Wednesday, August 14, 2019

Great Summer

For the first time in years I can say I have had a great summer.  I taught summer school, went on long walks with my wife, read a ton of books, indulged in my gaming hobbies, and procrastinated.  

School starts on Tuesday with our PD days and I have effectively done nothing to get ready other than read.  I am almost finished with a book called Necessary Conditions (which I learned about through MTBOS) and Amanda Palmer's book the Art of Asking.  Both of these books are amazing! They both talk about safe spaces and genuine questioning, how to connect with your audience as a community you are a part of.  Amanda is making sense to the musicians in me and Geoff Krall is making the math teacher in me hug the world again.  

I don't have anything monumental to share. While I am looking at a couple of routines to introduce this year as well as continue to refine my notebooks, my most pressing question there is if I should still struggle with a first generation smartboard or try rocketbooks for notes.  The  focus will be on my one year trigonometry class since it is not under curriculum adoption.  That class as it stands is just pre-calculus class in reverse order, which would not be a problem if it were not the next class in the sequence.  Should I break away and just go super deep into trig and leave all the things the students will cover in pre-calc out or should I continue a more exposure based course?  Is this something the district or my department would wag a finger at?

For the blog, there will be schedule for posting I just need to see what nights I will be staying at school.  The next post will be Sunday, the plan is to have some pictures and things to show for these last few days of summer.

Sunday, August 4, 2019

Blaugust Post #1



A new start (blog) and a new (school) year.

My goal with this blog is to help me organize my ideas as well as share the ideas I find and use from all the amazing people I have followed for years.  This is here to be a resource and reflection place for me. 
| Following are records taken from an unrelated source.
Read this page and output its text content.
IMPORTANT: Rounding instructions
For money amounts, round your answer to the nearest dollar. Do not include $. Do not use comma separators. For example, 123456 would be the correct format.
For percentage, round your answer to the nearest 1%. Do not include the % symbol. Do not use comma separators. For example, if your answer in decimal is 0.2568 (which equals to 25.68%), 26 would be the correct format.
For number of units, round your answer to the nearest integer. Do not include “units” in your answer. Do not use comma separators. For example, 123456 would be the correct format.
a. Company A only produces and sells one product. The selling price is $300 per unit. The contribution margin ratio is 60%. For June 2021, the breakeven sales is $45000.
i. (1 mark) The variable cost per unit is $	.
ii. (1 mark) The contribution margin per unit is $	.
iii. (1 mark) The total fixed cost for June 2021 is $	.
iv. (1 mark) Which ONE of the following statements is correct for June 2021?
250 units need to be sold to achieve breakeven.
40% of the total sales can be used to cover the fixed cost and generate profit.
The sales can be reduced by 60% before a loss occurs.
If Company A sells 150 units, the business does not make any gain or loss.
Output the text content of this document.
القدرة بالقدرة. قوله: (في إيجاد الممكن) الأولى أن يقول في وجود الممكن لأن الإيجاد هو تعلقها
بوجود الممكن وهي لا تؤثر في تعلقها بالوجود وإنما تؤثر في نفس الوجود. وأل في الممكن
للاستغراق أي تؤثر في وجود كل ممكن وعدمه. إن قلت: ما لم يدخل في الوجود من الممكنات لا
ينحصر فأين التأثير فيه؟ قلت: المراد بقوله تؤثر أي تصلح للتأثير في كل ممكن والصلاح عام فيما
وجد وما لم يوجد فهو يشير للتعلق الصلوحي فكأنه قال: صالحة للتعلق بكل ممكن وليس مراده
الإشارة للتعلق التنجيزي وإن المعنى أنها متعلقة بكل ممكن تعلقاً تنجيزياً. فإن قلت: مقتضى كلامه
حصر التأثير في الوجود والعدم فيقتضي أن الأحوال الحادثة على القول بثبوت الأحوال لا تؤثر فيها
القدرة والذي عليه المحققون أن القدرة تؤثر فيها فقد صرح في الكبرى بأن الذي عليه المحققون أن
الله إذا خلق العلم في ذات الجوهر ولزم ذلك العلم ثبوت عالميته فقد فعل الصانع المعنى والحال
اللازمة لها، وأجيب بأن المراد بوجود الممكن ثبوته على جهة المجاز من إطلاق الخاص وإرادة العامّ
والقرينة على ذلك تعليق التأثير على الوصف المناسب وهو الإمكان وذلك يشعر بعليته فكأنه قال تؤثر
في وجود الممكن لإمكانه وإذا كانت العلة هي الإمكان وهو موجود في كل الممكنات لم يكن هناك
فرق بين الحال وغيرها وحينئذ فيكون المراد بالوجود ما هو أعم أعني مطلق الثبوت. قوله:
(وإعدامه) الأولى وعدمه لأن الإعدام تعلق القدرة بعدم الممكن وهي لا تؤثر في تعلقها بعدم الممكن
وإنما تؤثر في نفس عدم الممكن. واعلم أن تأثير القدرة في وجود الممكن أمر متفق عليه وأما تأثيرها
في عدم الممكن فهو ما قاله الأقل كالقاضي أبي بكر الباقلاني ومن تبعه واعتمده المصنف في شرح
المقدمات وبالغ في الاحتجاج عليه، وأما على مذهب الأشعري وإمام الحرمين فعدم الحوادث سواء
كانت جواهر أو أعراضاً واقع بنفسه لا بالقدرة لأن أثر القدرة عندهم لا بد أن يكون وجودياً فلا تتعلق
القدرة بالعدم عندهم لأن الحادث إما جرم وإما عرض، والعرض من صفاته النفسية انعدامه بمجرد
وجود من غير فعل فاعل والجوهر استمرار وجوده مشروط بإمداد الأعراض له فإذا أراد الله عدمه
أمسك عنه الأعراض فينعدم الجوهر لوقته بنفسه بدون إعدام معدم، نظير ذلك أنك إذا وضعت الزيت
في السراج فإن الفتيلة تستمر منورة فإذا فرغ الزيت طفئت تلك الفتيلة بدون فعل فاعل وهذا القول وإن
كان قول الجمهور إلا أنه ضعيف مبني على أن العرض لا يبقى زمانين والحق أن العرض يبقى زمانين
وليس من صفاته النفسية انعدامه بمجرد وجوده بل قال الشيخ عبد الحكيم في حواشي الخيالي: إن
The first thing I wanted to tackle before I get back to school is homework.  My district got a new books for 2 of the classes I will be teaching this year, so I want to have a strong personal strategy before I go in to prep.  My beliefs are that the way homework is currently done in problem sets and worksheets is not very valuable to me or the students.  That doesn't mean that practice is not valuable or necessary, I just am not a fan of the methods I have adopted.

I want to students to be the captains of their own journey in my class but I still need them to get to the same place.  A part of me wants to get rid of homework all together but I think that would cause waves in the school unless the whole department can get on board.  So I do have some constraints on what I can do.

First, there needs to be some practice or research done outside of class time.  And due to department policy it needs to something will be graded.  Now I have enjoyed looking at some of the ideas presented by druin and also at pythagoras was a nerd, because I think these would fit most easily into what my department currently has and allow me to stay sane.

Second, the homework needs to be something that the students do.  Here is the magical unicorn for all teachers.  How do I make sure the students are the ones doing the work, not other students and not the web? Right now I have one idea and that is to make students content creators.  To have the students produce a weekly, bi-weekly, or monthly piece of media.  Podcast, Vlog, Blog, Instagram feed or something that would tackle topics they pick from the standards and concepts we go over and then have that be publicly available.

My question is how do I create a one time rubric that would address these different media and stress that the math teaching and learning?

What issues will I run into?

How can I stay organized with a bunch of different media coming at me and still give timely feedback?